Culture isn’t what you say you value. It’s what you do, especially when things go wrong. Ines Sombra puts it perfectly: “Culture is what happens when what we want to believe about ourselves is challenged. Culture is what we do when we get things wrong, when we witness a violation of trust, or when we stay silent when an inappropriate comment is said in our presence.”

The Reveal

Culture is revealed in the moments that test it. When a deployment goes wrong at 2am, does the team rally together or does the blame game start? When someone misses a deadline, does the manager ask “what happened?” or “whose fault is this?” When an engineer raises a concern about the product direction, is it welcomed or dismissed?

These moments are the real culture, and they’re visible to everyone. The team watches how leadership responds to failure, to conflict, to bad news. Those responses set the norms far more powerfully than any values document.

Sombra makes a sharp observation: “If your reaction when people elevate problems or concerns to you is to chastise the reporter for not being more positive, congratulations, you have created a culture of spin and nontruths in which Pollyanna thinking is encouraged.” I’ve seen this pattern in organisations that claimed to value transparency. The stated value was transparency. The actual culture was “don’t bring bad news.”

Defining Culture That Means Something

Mike Pappas argues that vague culture statements convey no information. “We value innovation” tells you nothing. Every company values innovation. The question is: what are you willing to sacrifice for it? What trade-offs are you making? What behaviour would you not tolerate even from a top performer?

The test I’ve found most useful comes from Pappas: you haven’t defined your culture until you can imagine turning away a world-class candidate who doesn’t fit it. If your culture values collaboration and a brilliant but aggressively competitive engineer applies, would you actually say no? If the answer is “well, they’re really talented, so we’d make an exception,” then collaboration isn’t actually a cultural value, it’s a preference that yields under pressure.

Larson’s framework for useful values reinforces this. A useful value is reversible (the opposite isn’t nonsensical), applicable (it helps navigate real trade-offs), and honest (it describes actual behaviour, not aspirational behaviour). “We value quality” fails all three tests, nobody values the opposite, it doesn’t help you make decisions, and it’s aspirational in most organisations. “We ship incrementally and fix forward rather than seeking perfection before release” passes all three, it has a meaningful opposite, it guides real decisions, and it describes actual behaviour.

Culture Across Different Organisations

Having worked at both start-ups and large corporates, I’ve observed that culture operates differently at different scales, but the principles are the same.

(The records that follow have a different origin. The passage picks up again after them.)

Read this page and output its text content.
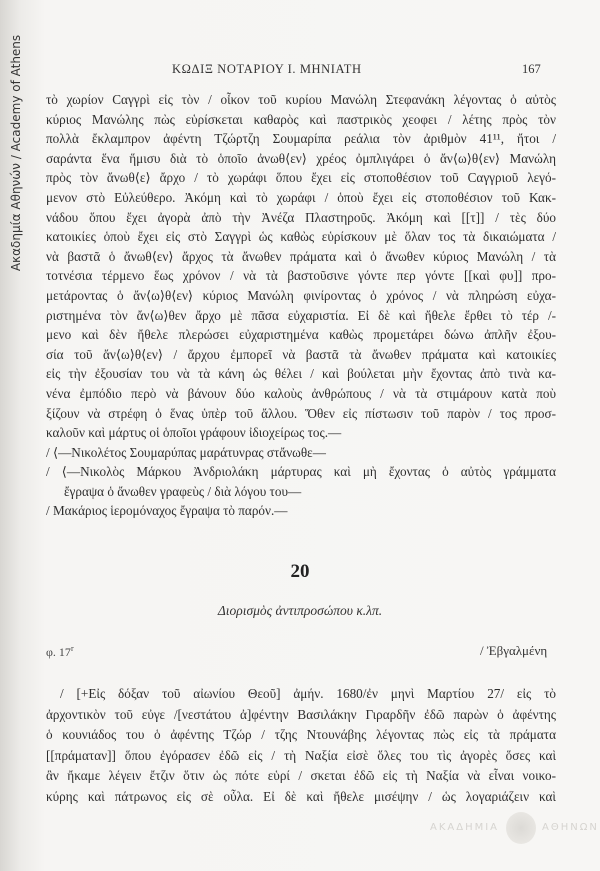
Ακαδημία Αθηνών / Academy of Athens	ΚΩΔΙΞ ΝΟΤΑΡΙΟΥ Ι. ΜΗΝΙΑΤΗ	167
τὸ χωρίον Cαγγρὶ εἰς τὸν / οἶκον τοῦ κυρίου Μανώλη Στεφανάκη λέγοντας ὁ αὐτὸς
κύριος Μανώλης πὼς εὑρίσκεται καθαρὸς καὶ παστρικὸς χεοφει / λέτης πρὸς τὸν
πολλὰ ἔκλαμπρον ἀφέντη Τζώρτζη Σουμαρίπα ρεάλια τὸν ἀριθμὸν 41¹¹, ἤτοι /
σαράντα ἕνα ἥμισυ διὰ τὸ ὁποῖο ἀνωθ⟨εν⟩ χρέος ὀμπλιγάρει ὁ ἄν⟨ω⟩θ⟨εν⟩ Μανώλη
πρὸς τὸν ἄνωθ⟨ε⟩ ἄρχο / τὸ χωράφι ὅπου ἔχει εἰς στοποθέσιον τοῦ Cαγγριοῦ λεγό-
μενον στὸ Εὐλεύθερο. Ἀκόμη καὶ τὸ χωράφι / ὁποὺ ἔχει εἰς στοποθέσιον τοῦ Κακ-
νάδου ὅπου ἔχει ἀγορὰ ἀπὸ τὴν Ἀνέζα Πλαστηροῦς. Ἀκόμη καὶ [[τ]] / τὲς δύο
κατοικίες ὁποὺ ἔχει εἰς στὸ Σαγγρὶ ὡς καθὼς εὑρίσκουν μὲ ὅλαν τος τὰ δικαιώματα /
νὰ βαστᾶ ὁ ἄνωθ⟨εν⟩ ἄρχος τὰ ἄνωθεν πράματα καὶ ὁ ἄνωθεν κύριος Μανώλη / τὰ
τοτνέσια τέρμενο ἕως χρόνον / νὰ τὰ βαστοῦσινε γόντε περ γόντε [[καὶ φυ]] προ-
μετάροντας ὁ ἄν⟨ω⟩θ⟨εν⟩ κύριος Μανώλη φινίροντας ὁ χρόνος / νὰ πληρώση εὐχα-
ριστημένα τὸν ἄν⟨ω⟩θεν ἄρχο μὲ πᾶσα εὐχαριστία. Εἰ δὲ καὶ ἤθελε ἔρθει τὸ τέρ /-
μενο καὶ δὲν ἤθελε πλερώσει εὐχαριστημένα καθὼς προμετάρει δώνω ἀπλῆν ἐξου-
σία τοῦ ἄν⟨ω⟩θ⟨εν⟩ / ἄρχου ἐμπορεῖ νὰ βαστᾶ τὰ ἄνωθεν πράματα καὶ κατοικίες
εἰς τὴν ἐξουσίαν του νὰ τὰ κάνη ὡς θέλει / καὶ βούλεται μὴν ἔχοντας ἀπὸ τινὰ κα-
νένα ἐμπόδιο περὸ νὰ βάνουν δύο καλοὺς ἀνθρώπους / νὰ τὰ στιμάρουν κατὰ ποὺ
ξίζουν νὰ στρέφη ὁ ἕνας ὑπὲρ τοῦ ἄλλου. Ὅθεν εἰς πίστωσιν τοῦ παρὸν / τος προσ-
καλοῦν καὶ μάρτυς οἱ ὁποῖοι γράφουν ἰδιοχείρως τος.—
/ ⟨—Νικολέτος Σουμαρύπας μαράτυνρας στἄνωθε—
/ ⟨—Νικολὸς Μάρκου Ἀνδριολάκη μάρτυρας καὶ μὴ ἔχοντας ὁ αὐτὸς γράμματα
ἔγραψα ὁ ἄνωθεν γραφεὺς / διὰ λόγου του—
/ Μακάριος ἱερομόναχος ἔγραψα τὸ παρόν.—
20
Διορισμὸς ἀντιπροσώπου κ.λπ.
φ. 17$^r$	/ Ἐβγαλμένη
/ [+Εἰς δόξαν τοῦ αἰωνίου Θεοῦ] ἀμήν. 1680/ἐν μηνὶ Μαρτίου 27/ εἰς τὸ
ἀρχοντικὸν τοῦ εὐγε /[νεστάτου ἀ]φέντην Βασιλάκην Γιραρδῆν ἐδῶ παρὼν ὁ ἀφέντης
ὁ κουνιάδος του ὁ ἀφέντης Τζώρ / τζης Ντουνάβης λέγοντας πὼς εἰς τὰ πράματα
[[πράματαν]] ὅπου ἐγόρασεν ἐδῶ εἰς / τὴ Ναξία εἰσὲ ὅλες του τὶς ἀγορὲς ὅσες καὶ
ἂν ἤκαμε λέγειν ἔτζιν ὅτιν ὡς πότε εὑρί / σκεται ἐδῶ εἰς τὴ Ναξία νὰ εἶναι νοικο-
κύρης καὶ πάτρωνος εἰς σὲ οὖλα. Εἰ δὲ καὶ ἤθελε μισέψην / ὡς λογαριάζειν καὶ
ΑΚΑΔΗΜΙΑ	ΑΘΗΝΩΝ
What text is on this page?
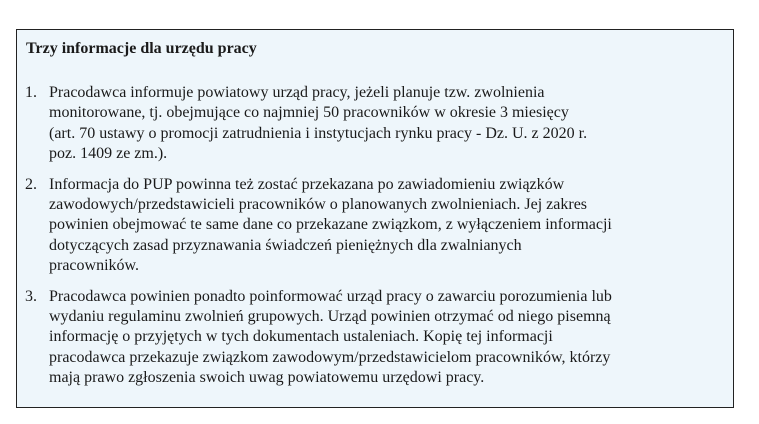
Trzy informacje dla urzędu pracy

1. Pracodawca informuje powiatowy urząd pracy, jeżeli planuje tzw. zwolnienia
monitorowane, tj. obejmujące co najmniej 50 pracowników w okresie 3 miesięcy
(art. 70 ustawy o promocji zatrudnienia i instytucjach rynku pracy - Dz. U. z 2020 r.
poz. 1409 ze zm.).
2. Informacja do PUP powinna też zostać przekazana po zawiadomieniu związków
zawodowych/przedstawicieli pracowników o planowanych zwolnieniach. Jej zakres
powinien obejmować te same dane co przekazane związkom, z wyłączeniem informacji
dotyczących zasad przyznawania świadczeń pieniężnych dla zwalnianych
pracowników.
3. Pracodawca powinien ponadto poinformować urząd pracy o zawarciu porozumienia lub
wydaniu regulaminu zwolnień grupowych. Urząd powinien otrzymać od niego pisemną
informację o przyjętych w tych dokumentach ustaleniach. Kopię tej informacji
pracodawca przekazuje związkom zawodowym/przedstawicielom pracowników, którzy
mają prawo zgłoszenia swoich uwag powiatowemu urzędowi pracy.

At a start-up, culture is set by the founders and the early team. It’s transmitted through proximity and reinforced through shared experience. The danger is that it’s implicit, everyone “just knows” how things work, which means new hires have to figure it out through trial and error, and the culture can drift without anyone noticing.

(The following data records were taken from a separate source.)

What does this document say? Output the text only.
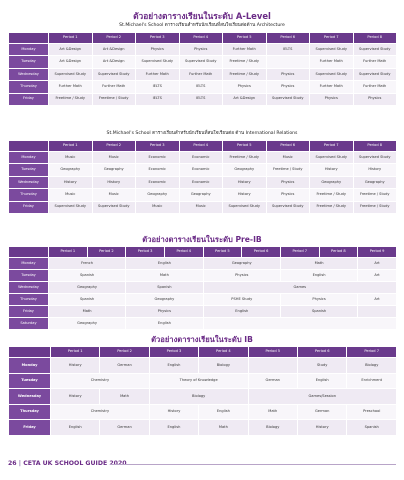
ตัวอย่างตารางเรียนในระดับ A-Level
St.Michael's School ตารางเรียนสำหรับนักเรียนที่สนใจเรียนต่อด้าน Architecture
	Period 1	Period 2	Period 3	Period 4	Period 5	Period 6	Period 7	Period 8
Monday	Art &Design	Art &Design	Physics	Physics	Further Math	IELTS	Supervised Study	Supervised Study
Tuesday	Art &Design	Art &Design	Supervised Study	Supervised Study	Freetime / Study		Further Math	Further Math
Wednesday	Supervised Study	Supervised Study	Further Math	Further Math	Freetime / Study	Physics	Supervised Study	Supervised Study
Thursday	Further Math	Further Math	IELTS	IELTS	Physics	Physics	Further Math	Further Math
Friday	Freetime / Study	Freetime / Study	IELTS	IELTS	Art &Design	Supervised Study	Physics	Physics
St.Michael's School ตารางเรียนสำหรับนักเรียนที่สนใจเรียนต่อ ด้าน International Relations
	Period 1	Period 2	Period 3	Period 4	Period 5	Period 6	Period 7	Period 8
Monday	Music	Music	Economic	Economic	Freetime / Study	Music	Supervised Study	Supervised Study
Tuesday	Geography	Geography	Economic	Economic	Geography	Freetime / Study	History	History
Wednesday	History	History	Economic	Economic	History	Physics	Geography	Geography
Thursday	Music	Music	Geography	Geography	History	Physics	Freetime / Study	Freetime / Study
Friday	Supervised Study	Supervised Study	Music	Music	Supervised Study	Supervised Study	Freetime / Study	Freetime / Study
ตัวอย่างตารางเรียนในระดับ Pre-IB
	Period 1	Period 2	Period 3	Period 4	Period 5	Period 6	Period 7	Period 8	Period 9
Monday	French		English		Geography		Math		Art
Tuesday	Spanish		Math		Physics		English		Art
Wednesday	Geography		Spanish		Games				
Thursday	Spanish		Geography		PSHE Study		Physics		Art
Friday	Math		Physics		English		Spanish		
Saturday	Geography		English						
ตัวอย่างตารางเรียนในระดับ IB
	Period 1	Period 2	Period 3	Period 4	Period 5	Period 6	Period 7
Monday	History	German	English	Biology		Study	Biology
Tuesday	Chemistry		Theory of Knowledge		German	English	Enrichment
Wednesday	History	Math	Biology		Games/Session		
Thursday	Chemistry		History	English	Math	German	Preschool
Friday	English	German	English	Math	Biology	History	Spanish
26 | CETA UK SCHOOL GUIDE 2020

At a large corporate, culture is more formal but also more fragmented. Different teams and departments develop their own subcultures, which may or may not align with the stated company culture. The danger is that the official culture becomes performative, something that exists in documents and all-hands presentations but doesn’t match the lived experience of most employees.

In both cases, the leader’s behaviour is the strongest signal. Kellan Elliott-McCrea’s advice on designing rituals intentionally, like Friday Wins sessions that celebrate learning, shipping, and cross-functional collaboration, is a practical way to reinforce the culture you want. But rituals only work if they’re backed by consistent behaviour the rest of the week.

The Manager’s Role

Arjun Anand makes the point that people leave bosses, not companies. The manager is the primary cultural interface for most employees. A great company culture means nothing if your direct manager creates a toxic microculture within their team.

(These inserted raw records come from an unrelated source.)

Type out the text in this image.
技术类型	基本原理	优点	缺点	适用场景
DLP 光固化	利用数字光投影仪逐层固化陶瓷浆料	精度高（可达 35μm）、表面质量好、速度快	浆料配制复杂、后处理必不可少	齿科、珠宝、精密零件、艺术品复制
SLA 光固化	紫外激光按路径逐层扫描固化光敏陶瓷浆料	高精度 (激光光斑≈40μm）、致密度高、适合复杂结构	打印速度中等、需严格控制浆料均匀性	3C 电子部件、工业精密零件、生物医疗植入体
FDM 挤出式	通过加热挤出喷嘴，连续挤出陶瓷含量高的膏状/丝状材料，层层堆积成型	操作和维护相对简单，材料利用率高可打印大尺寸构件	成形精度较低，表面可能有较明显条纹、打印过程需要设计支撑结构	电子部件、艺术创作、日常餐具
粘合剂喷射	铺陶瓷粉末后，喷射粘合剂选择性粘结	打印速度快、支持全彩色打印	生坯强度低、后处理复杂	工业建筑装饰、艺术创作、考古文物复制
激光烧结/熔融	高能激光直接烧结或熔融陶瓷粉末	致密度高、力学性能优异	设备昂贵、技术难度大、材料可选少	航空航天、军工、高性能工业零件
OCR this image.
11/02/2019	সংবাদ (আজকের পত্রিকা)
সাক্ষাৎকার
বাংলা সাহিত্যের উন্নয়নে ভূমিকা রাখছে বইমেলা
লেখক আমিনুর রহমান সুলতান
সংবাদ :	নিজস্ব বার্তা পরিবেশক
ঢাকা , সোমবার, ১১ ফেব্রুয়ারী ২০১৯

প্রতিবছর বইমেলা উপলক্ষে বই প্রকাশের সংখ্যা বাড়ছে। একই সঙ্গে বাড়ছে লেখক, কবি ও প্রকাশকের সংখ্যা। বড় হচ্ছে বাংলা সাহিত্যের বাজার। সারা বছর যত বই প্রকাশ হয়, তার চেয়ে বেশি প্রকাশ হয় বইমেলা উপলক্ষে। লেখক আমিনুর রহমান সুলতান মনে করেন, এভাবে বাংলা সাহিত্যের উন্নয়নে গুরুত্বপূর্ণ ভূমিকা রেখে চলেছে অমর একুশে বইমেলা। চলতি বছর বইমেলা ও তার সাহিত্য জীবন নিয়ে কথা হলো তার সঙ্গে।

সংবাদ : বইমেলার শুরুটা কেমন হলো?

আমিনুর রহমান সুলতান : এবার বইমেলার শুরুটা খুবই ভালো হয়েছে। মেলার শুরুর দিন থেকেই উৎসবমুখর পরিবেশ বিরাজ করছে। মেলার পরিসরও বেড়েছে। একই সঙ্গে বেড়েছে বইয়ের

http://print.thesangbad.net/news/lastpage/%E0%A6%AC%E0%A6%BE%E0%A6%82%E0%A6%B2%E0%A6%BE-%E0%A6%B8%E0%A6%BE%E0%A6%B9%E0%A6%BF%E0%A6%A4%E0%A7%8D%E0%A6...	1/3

This means that manager training, selection, and accountability are cultural investments. Every manager you hire or promote is making a statement about what your culture actually values. If you promote someone who delivers results but treats people badly, you’ve told the entire organisation that results matter more than people, regardless of what your values document says.

Fournier’s advice on bootstrapping culture is practical: define values, reinforce them through recognition, spot values conflicts early, and use values in interviews and performance reviews. But the most important thing is consistency. Values that are enforced selectively, applied to junior employees but not to senior leaders, or invoked when convenient but ignored when inconvenient, are worse than no values at all, because they add hypocrisy to the mix.

Building It

Culture isn’t built in offsites or workshops. It’s built in the daily interactions that accumulate over months and years. How you run meetings. How you handle mistakes. How you give feedback. How you make decisions. How you treat people when nobody important is watching.

The leaders who build strong cultures are the ones who are relentlessly consistent in their behaviour, who hold themselves to the same standards they hold others to, and who are willing to make difficult decisions, including letting go of high performers, to protect the culture they’ve built.

It’s slow work. It’s often invisible. And it’s the most important thing you do.